Here's a family favorite. A glass of ice cold milk (or even a cup of coffee) makes a perfect desert!
Swiss Chocolate Cake
one 6-oz pkg (1 C) semi-sweet chocolate bits
1/4 C water
2 1/4 C sifted flour
1 tsp baking soda
3/4 tsp salt
1 3/4 C sugar
3/4 C butter or margerine, softened
1 tsp vanilla
3 eggs
1 C buttermilk
Preheat oven to 375 degrees. Combine water and chocolate bits over low heat, stir until blended. Sift together (and set aside) flour, baking soda and salt. Combine and beat until creamy the sugar, butter, vanilla and eggs (add one at a time). Blend in chocolate mix, stir in alternately (in small amounts) flour mix and buttermilk. Pour into greased and floured 8 or 9 inch layer cake pans and bake 25-30 minutes. Cool and frost with:
Sour Cream Frosting
one 6-oz pkg semi-sweet chocolate chips
1/2 C sour cream
1 tsp vanilla
1/4 tsp salt
2 1/2 C sifted powder sugar
Melt chips over hot water. Remove from heat and blend in sour cream, vanilla and salt. Gradually mix in powder sugar.

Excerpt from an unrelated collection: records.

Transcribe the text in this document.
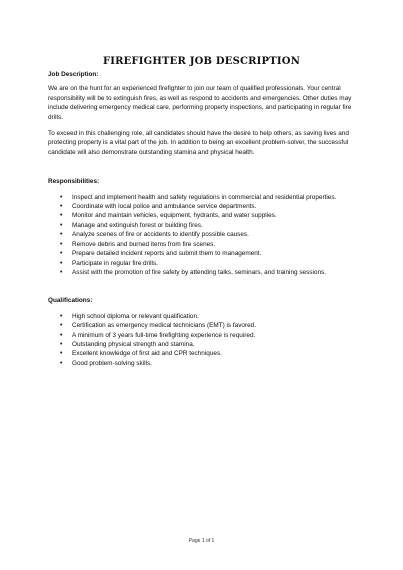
FIREFIGHTER JOB DESCRIPTION

Job Description:

We are on the hunt for an experienced firefighter to join our team of qualified professionals. Your central responsibility will be to extinguish fires, as well as respond to accidents and emergencies. Other duties may include delivering emergency medical care, performing property inspections, and participating in regular fire drills.

To exceed in this challenging role, all candidates should have the desire to help others, as saving lives and protecting property is a vital part of the job. In addition to being an excellent problem-solver, the successful candidate will also demonstrate outstanding stamina and physical health.

Responsibilities:

• Inspect and implement health and safety regulations in commercial and residential properties.
• Coordinate with local police and ambulance service departments.
• Monitor and maintain vehicles, equipment, hydrants, and water supplies.
• Manage and extinguish forest or building fires.
• Analyze scenes of fire or accidents to identify possible causes.
• Remove debris and burned items from fire scenes.
• Prepare detailed incident reports and submit them to management.
• Participate in regular fire drills.
• Assist with the promotion of fire safety by attending talks, seminars, and training sessions.

Qualifications:

• High school diploma or relevant qualification.
• Certification as emergency medical technicians (EMT) is favored.
• A minimum of 3 years full-time firefighting experience is required.
• Outstanding physical strength and stamina.
• Excellent knowledge of first aid and CPR techniques.
• Good problem-solving skills.
Page 1 of 1
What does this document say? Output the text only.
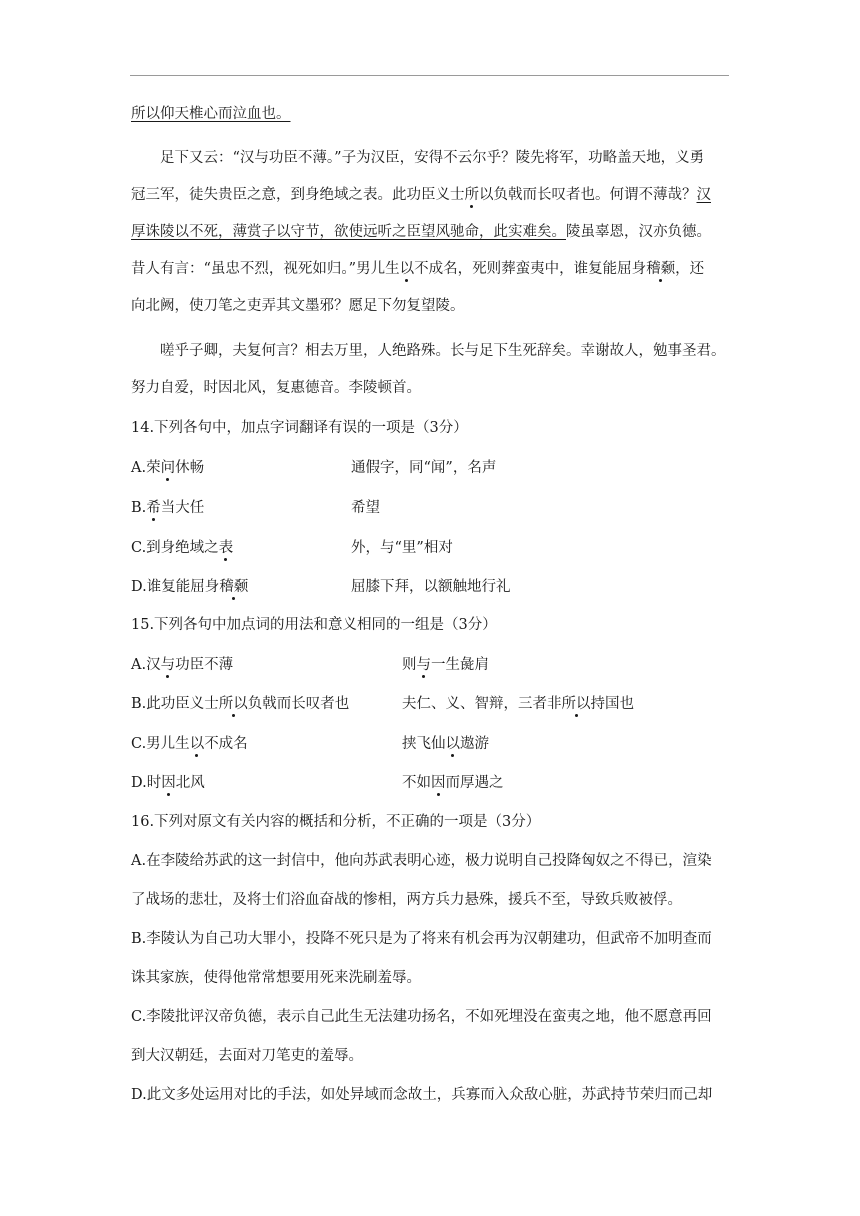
所以仰天椎心而泣血也。
足下又云：“汉与功臣不薄。”子为汉臣，安得不云尔乎？陵先将军，功略盖天地，义勇
冠三军，徒失贵臣之意，到身绝域之表。此功臣义士所以负戟而长叹者也。何谓不薄哉？汉
厚诛陵以不死，薄赏子以守节，欲使远听之臣望风驰命，此实难矣。陵虽辜恩，汉亦负德。
昔人有言：“虽忠不烈，视死如归。”男儿生以不成名，死则葬蛮夷中，谁复能屈身稽颡，还
向北阙，使刀笔之吏弄其文墨邪？愿足下勿复望陵。
嗟乎子卿，夫复何言？相去万里，人绝路殊。长与足下生死辞矣。幸谢故人，勉事圣君。
努力自爱，时因北风，复惠德音。李陵顿首。
14.下列各句中，加点字词翻译有误的一项是（3分）
A.荣问休畅	通假字，同“闻”，名声
B.希当大任	希望
C.到身绝域之表	外，与“里”相对
D.谁复能屈身稽颡	屈膝下拜，以额触地行礼
15.下列各句中加点词的用法和意义相同的一组是（3分）
A.汉与功臣不薄	则与一生彘肩
B.此功臣义士所以负戟而长叹者也	夫仁、义、智辩，三者非所以持国也
C.男儿生以不成名	挟飞仙以遨游
D.时因北风	不如因而厚遇之
16.下列对原文有关内容的概括和分析，不正确的一项是（3分）
A.在李陵给苏武的这一封信中，他向苏武表明心迹，极力说明自己投降匈奴之不得已，渲染
了战场的悲壮，及将士们浴血奋战的惨相，两方兵力悬殊，援兵不至，导致兵败被俘。
B.李陵认为自己功大罪小，投降不死只是为了将来有机会再为汉朝建功，但武帝不加明查而
诛其家族，使得他常常想要用死来洗刷羞辱。
C.李陵批评汉帝负德，表示自己此生无法建功扬名，不如死埋没在蛮夷之地，他不愿意再回
到大汉朝廷，去面对刀笔吏的羞辱。
D.此文多处运用对比的手法，如处异域而念故土，兵寡而入众敌心脏，苏武持节荣归而己却
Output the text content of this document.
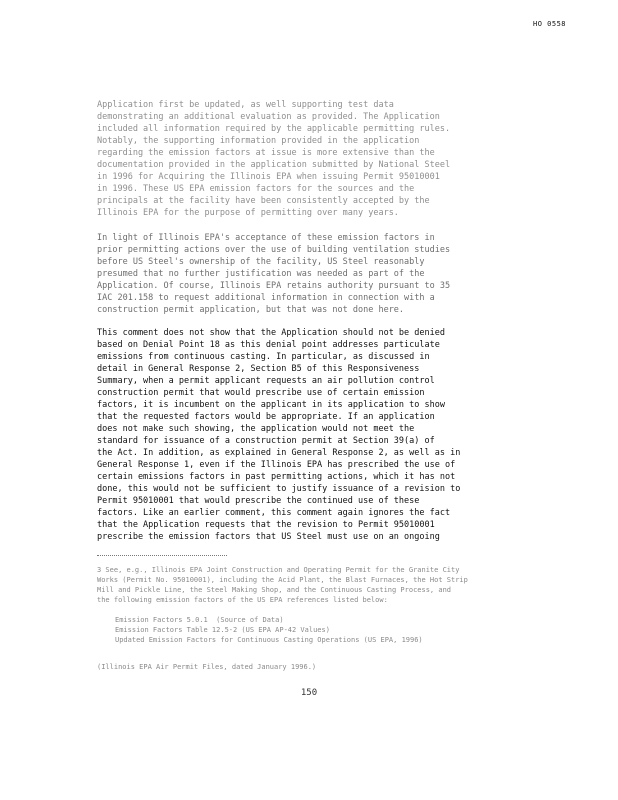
HO 0558

Application first be updated, as well supporting test data
demonstrating an additional evaluation as provided. The Application
included all information required by the applicable permitting rules.
Notably, the supporting information provided in the application
regarding the emission factors at issue is more extensive than the
documentation provided in the application submitted by National Steel
in 1996 for Acquiring the Illinois EPA when issuing Permit 95010001
in 1996. These US EPA emission factors for the sources and the
principals at the facility have been consistently accepted by the
Illinois EPA for the purpose of permitting over many years.

In light of Illinois EPA's acceptance of these emission factors in
prior permitting actions over the use of building ventilation studies
before US Steel's ownership of the facility, US Steel reasonably
presumed that no further justification was needed as part of the
Application. Of course, Illinois EPA retains authority pursuant to 35
IAC 201.158 to request additional information in connection with a
construction permit application, but that was not done here.

This comment does not show that the Application should not be denied
based on Denial Point 18 as this denial point addresses particulate
emissions from continuous casting. In particular, as discussed in
detail in General Response 2, Section B5 of this Responsiveness
Summary, when a permit applicant requests an air pollution control
construction permit that would prescribe use of certain emission
factors, it is incumbent on the applicant in its application to show
that the requested factors would be appropriate. If an application
does not make such showing, the application would not meet the
standard for issuance of a construction permit at Section 39(a) of
the Act. In addition, as explained in General Response 2, as well as in
General Response 1, even if the Illinois EPA has prescribed the use of
certain emissions factors in past permitting actions, which it has not
done, this would not be sufficient to justify issuance of a revision to
Permit 95010001 that would prescribe the continued use of these
factors. Like an earlier comment, this comment again ignores the fact
that the Application requests that the revision to Permit 95010001
prescribe the emission factors that US Steel must use on an ongoing

3 See, e.g., Illinois EPA Joint Construction and Operating Permit for the Granite City
Works (Permit No. 95010001), including the Acid Plant, the Blast Furnaces, the Hot Strip
Mill and Pickle Line, the Steel Making Shop, and the Continuous Casting Process, and
the following emission factors of the US EPA references listed below:

Emission Factors 5.0.1  (Source of Data)
Emission Factors Table 12.5-2 (US EPA AP-42 Values)
Updated Emission Factors for Continuous Casting Operations (US EPA, 1996)

(Illinois EPA Air Permit Files, dated January 1996.)

150
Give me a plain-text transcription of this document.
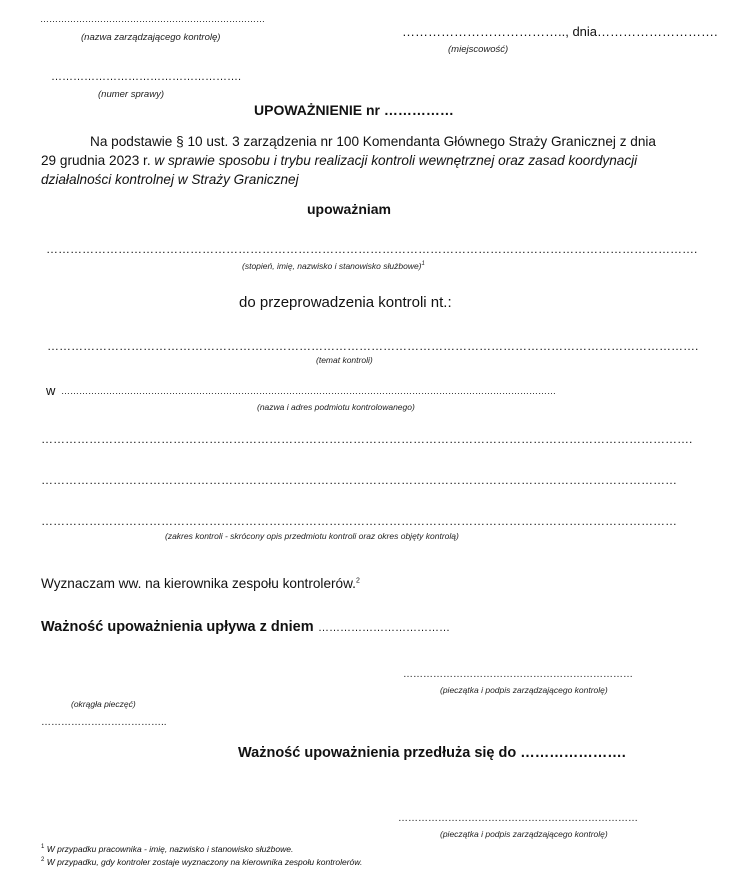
…………………………………………………………………
(nazwa zarządzającego kontrolę)	……………………………….., dnia……………………….
(miejscowość)
…………………………………………….
(numer sprawy)
UPOWAŻNIENIE nr ……………
Na podstawie § 10 ust. 3 zarządzenia nr 100 Komendanta Głównego Straży Granicznej z dnia
29 grudnia 2023 r. w sprawie sposobu i trybu realizacji kontroli wewnętrznej oraz zasad koordynacji
działalności kontrolnej w Straży Granicznej
upoważniam
……………………………………………………………………………………………………………………………………………….
(stopień, imię, nazwisko i stanowisko służbowe)$^1$
do przeprowadzenia kontroli nt.:
……………………………………………………………………………………………………………………………………………….
(temat kontroli)
w …………………………………………………………………………………………………………………………………………………
(nazwa i adres podmiotu kontrolowanego)
……………………………………………………………………………………………………………………………………………….
……………………………………………………………………………………………………………………………………………
……………………………………………………………………………………………………………………………………………
(zakres kontroli - skrócony opis przedmiotu kontroli oraz okres objęty kontrolą)
Wyznaczam ww. na kierownika zespołu kontrolerów.$^2$
Ważność upoważnienia upływa z dniem ………………………………
……………………………………………………………
(pieczątka i podpis zarządzającego kontrolę)
(okrągła pieczęć)
………………………………..
Ważność upoważnienia przedłuża się do ………………….
………………………………………………………………
(pieczątka i podpis zarządzającego kontrolę)
$^1$ W przypadku pracownika - imię, nazwisko i stanowisko służbowe.
$^2$ W przypadku, gdy kontroler zostaje wyznaczony na kierownika zespołu kontrolerów.
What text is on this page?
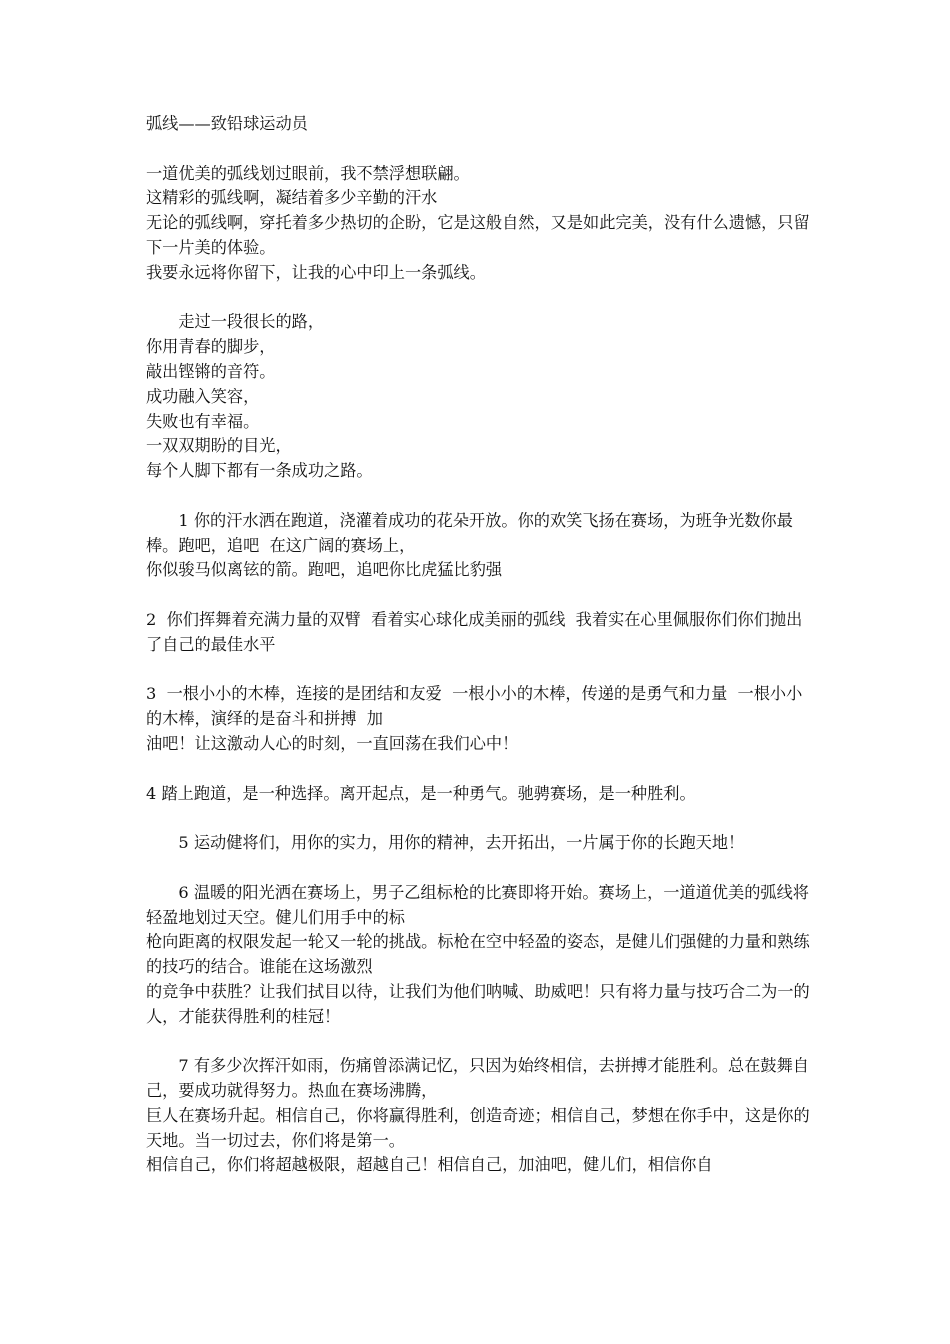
弧线——致铅球运动员

一道优美的弧线划过眼前，我不禁浮想联翩。

这精彩的弧线啊，凝结着多少辛勤的汗水

无论的弧线啊，穿托着多少热切的企盼，它是这般自然，又是如此完美，没有什么遗憾，只留下一片美的体验。

我要永远将你留下，让我的心中印上一条弧线。

　　走过一段很长的路，

你用青春的脚步，

敲出铿锵的音符。

成功融入笑容，

失败也有幸福。

一双双期盼的目光，

每个人脚下都有一条成功之路。

　　1 你的汗水洒在跑道，浇灌着成功的花朵开放。你的欢笑飞扬在赛场，为班争光数你最棒。跑吧，追吧  在这广阔的赛场上，

你似骏马似离铉的箭。跑吧，追吧你比虎猛比豹强

2  你们挥舞着充满力量的双臂  看着实心球化成美丽的弧线  我着实在心里佩服你们你们抛出了自己的最佳水平

3  一根小小的木棒，连接的是团结和友爱  一根小小的木棒，传递的是勇气和力量  一根小小的木棒，演绎的是奋斗和拼搏  加

油吧！让这激动人心的时刻，一直回荡在我们心中！

4 踏上跑道，是一种选择。离开起点，是一种勇气。驰骋赛场，是一种胜利。

　　5 运动健将们，用你的实力，用你的精神，去开拓出，一片属于你的长跑天地！

　　6 温暖的阳光洒在赛场上，男子乙组标枪的比赛即将开始。赛场上，一道道优美的弧线将轻盈地划过天空。健儿们用手中的标

枪向距离的权限发起一轮又一轮的挑战。标枪在空中轻盈的姿态，是健儿们强健的力量和熟练的技巧的结合。谁能在这场激烈

的竞争中获胜？让我们拭目以待，让我们为他们呐喊、助威吧！只有将力量与技巧合二为一的人，才能获得胜利的桂冠！

　　7 有多少次挥汗如雨，伤痛曾添满记忆，只因为始终相信，去拼搏才能胜利。总在鼓舞自己，要成功就得努力。热血在赛场沸腾，

巨人在赛场升起。相信自己，你将赢得胜利，创造奇迹；相信自己，梦想在你手中，这是你的天地。当一切过去，你们将是第一。

相信自己，你们将超越极限，超越自己！相信自己，加油吧，健儿们，相信你自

This frosting fills and frosts one 8 or 9 inch cake or a 13x9x2 cake.
I can also vouch for "Death by Chocolate" cake as prepared and served by Marcel Desaulniers at the Trellis in Virginia! OH-MY-GOSH it is so good and so rich that a single serving can be shared by two and you'll still walk away on a sugar high.

This recipe is in his book "Death by Chocolate" and I'm lucky enough to have received an autographed copy as a gift.